Please share your view according to real time data processing and reporting.
November 25, 2009 at 3:44 am
adolf.ayyappan (11/25/2009)
Thanks for your time spend for this article.It is a wonderful article for Intro about StreamInsight. How can it help BI developer?
Please share your view according to real time data processing and reporting.
That could be the subject of another article! 🙂
I would say it helps BI developers build systems that react fast. For instance you can monitor blogs and news feeds, sending automatic alerts to key persons so they can act directly in case of bad publicity.
You can also use StreamInsight to do the collection job and initial filtering when you have environments that produce high speed data output.
/Johan
November 25, 2009 at 8:34 am
Thank you for a great post on such a new technology, Johan.
Have you had a chance to test the code on the SQL Server 2008 R2 November CTP release? At first glance, it won't compile with Nov CTP version.

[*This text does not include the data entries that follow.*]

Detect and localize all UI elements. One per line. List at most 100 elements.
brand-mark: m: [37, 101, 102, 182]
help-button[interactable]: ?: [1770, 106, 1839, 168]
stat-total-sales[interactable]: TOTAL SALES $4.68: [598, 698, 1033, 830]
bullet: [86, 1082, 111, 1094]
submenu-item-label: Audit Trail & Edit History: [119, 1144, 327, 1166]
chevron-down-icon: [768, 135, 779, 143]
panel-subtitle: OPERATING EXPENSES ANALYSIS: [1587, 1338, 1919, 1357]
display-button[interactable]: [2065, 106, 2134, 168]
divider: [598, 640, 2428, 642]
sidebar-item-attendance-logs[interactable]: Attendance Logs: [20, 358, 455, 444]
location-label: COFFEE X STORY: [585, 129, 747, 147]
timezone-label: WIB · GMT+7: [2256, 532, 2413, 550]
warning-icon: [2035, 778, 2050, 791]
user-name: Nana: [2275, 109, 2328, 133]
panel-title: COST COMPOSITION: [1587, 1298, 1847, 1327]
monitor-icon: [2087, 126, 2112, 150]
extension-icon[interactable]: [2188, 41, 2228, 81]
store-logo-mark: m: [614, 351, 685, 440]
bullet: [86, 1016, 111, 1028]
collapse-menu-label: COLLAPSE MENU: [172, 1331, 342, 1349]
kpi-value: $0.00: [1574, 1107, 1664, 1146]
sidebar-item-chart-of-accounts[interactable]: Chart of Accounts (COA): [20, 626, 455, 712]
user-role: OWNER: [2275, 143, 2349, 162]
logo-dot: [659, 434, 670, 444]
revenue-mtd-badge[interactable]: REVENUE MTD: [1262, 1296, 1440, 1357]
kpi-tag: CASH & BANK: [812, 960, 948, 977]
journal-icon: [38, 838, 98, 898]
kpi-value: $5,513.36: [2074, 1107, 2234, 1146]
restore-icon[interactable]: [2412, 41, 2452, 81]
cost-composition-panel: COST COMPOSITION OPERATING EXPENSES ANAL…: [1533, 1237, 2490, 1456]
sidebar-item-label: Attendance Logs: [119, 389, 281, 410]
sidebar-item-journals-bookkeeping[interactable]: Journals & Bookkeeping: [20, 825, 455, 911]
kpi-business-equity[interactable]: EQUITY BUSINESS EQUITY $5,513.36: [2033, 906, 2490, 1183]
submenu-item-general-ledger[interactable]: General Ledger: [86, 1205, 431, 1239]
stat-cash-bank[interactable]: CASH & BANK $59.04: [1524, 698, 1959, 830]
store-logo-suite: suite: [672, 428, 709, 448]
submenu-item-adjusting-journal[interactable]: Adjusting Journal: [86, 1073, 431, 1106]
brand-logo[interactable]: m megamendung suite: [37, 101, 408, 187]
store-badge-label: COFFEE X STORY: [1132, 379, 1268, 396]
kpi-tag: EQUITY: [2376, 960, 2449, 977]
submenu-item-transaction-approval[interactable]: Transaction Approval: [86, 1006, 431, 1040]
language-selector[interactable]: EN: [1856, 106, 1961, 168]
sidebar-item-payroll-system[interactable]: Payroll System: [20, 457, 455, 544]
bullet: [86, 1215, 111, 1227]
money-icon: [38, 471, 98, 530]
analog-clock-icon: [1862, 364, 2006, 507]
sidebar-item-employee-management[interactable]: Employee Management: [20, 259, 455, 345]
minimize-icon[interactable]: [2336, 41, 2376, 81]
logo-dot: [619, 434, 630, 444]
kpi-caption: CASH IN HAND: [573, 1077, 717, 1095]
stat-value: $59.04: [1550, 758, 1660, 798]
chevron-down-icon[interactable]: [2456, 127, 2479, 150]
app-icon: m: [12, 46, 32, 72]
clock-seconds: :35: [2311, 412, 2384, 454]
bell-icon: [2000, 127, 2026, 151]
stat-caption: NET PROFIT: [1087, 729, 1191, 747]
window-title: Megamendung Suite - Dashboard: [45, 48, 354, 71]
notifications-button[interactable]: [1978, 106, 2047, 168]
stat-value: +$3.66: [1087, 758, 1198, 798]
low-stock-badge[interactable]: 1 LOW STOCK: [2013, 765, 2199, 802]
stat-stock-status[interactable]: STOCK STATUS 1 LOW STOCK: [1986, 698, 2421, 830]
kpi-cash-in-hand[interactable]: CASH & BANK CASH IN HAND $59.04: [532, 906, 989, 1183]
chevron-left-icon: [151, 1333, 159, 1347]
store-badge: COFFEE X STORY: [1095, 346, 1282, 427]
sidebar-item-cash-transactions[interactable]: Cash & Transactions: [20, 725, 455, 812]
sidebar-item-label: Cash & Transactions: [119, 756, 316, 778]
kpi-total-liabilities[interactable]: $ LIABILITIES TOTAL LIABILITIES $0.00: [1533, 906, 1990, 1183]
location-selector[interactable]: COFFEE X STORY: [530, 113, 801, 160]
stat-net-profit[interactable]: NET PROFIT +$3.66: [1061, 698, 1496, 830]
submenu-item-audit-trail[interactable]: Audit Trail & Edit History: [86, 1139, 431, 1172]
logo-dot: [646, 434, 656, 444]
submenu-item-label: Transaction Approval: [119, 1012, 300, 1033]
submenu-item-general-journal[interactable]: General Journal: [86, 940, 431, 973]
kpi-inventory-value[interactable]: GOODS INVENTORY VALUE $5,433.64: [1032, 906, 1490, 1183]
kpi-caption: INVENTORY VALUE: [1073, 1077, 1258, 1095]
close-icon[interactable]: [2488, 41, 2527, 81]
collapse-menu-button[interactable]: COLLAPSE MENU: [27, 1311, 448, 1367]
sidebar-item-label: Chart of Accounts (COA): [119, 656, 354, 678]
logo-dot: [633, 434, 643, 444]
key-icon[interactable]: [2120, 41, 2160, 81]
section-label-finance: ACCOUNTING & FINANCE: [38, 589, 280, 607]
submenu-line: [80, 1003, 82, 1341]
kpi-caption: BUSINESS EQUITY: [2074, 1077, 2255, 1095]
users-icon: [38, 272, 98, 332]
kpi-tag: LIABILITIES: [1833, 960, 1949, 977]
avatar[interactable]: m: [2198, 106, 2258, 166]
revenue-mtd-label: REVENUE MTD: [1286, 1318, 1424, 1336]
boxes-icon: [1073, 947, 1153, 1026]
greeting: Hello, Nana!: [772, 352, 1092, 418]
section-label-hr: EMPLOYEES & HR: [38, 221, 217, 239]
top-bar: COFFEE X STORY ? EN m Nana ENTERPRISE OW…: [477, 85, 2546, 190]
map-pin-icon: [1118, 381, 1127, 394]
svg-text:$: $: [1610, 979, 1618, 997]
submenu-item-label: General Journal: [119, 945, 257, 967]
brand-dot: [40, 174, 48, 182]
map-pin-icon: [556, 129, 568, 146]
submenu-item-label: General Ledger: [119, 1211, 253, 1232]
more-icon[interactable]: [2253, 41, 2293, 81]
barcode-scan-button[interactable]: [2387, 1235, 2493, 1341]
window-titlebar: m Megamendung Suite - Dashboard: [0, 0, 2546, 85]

November 25, 2009 at 8:45 am
What I still don't get is "What does all of this has to do with SQL Server ?". It looks like a completely independent product. Sure you can insert into a database or read configuration data from it but why is it bundled with SQL Server?
* Noel
November 25, 2009 at 9:04 am
fotothis (11/25/2009)
Thank you for a great post on such a new technology, Johan.Have you had a chance to test the code on the SQL Server 2008 R2 November CTP release? At first glance, it won't compile with Nov CTP version.
I submitted this article over a month ago, before the Nov CTP. I will submit a new version that compiles on Nov CTP on Codeplex
November 25, 2009 at 9:18 am
noeld (11/25/2009)
What I still don't get is "What does all of this has to do with SQL Server ?". It looks like a completely independent product. Sure you can insert into a database or read configuration data from it but why is it bundled with SQL Server?
Hi Noel,
I think Microsoft sees it as a component like SSIS. It's like an SSIS for CEP (Complex Event Processing). I guess also it may later be integrated into Management Studio.
/Johan
December 10, 2009 at 9:12 am
Hello,
thanks for this article. Very simple and clear.
A question: what if i want to persist the stock quotes on a database(i.e sql2008)?
What approach would you advice?
Using an outputadpater?
thank you
December 10, 2009 at 10:40 am
evald (12/10/2009)
Hello,thanks for this article. Very simple and clear.
A question: what if i want to persist the stock quotes on a database(i.e sql2008)?
What approach would you advice?
Using an outputadpater?
thank you
Yes, you should use an output adapter.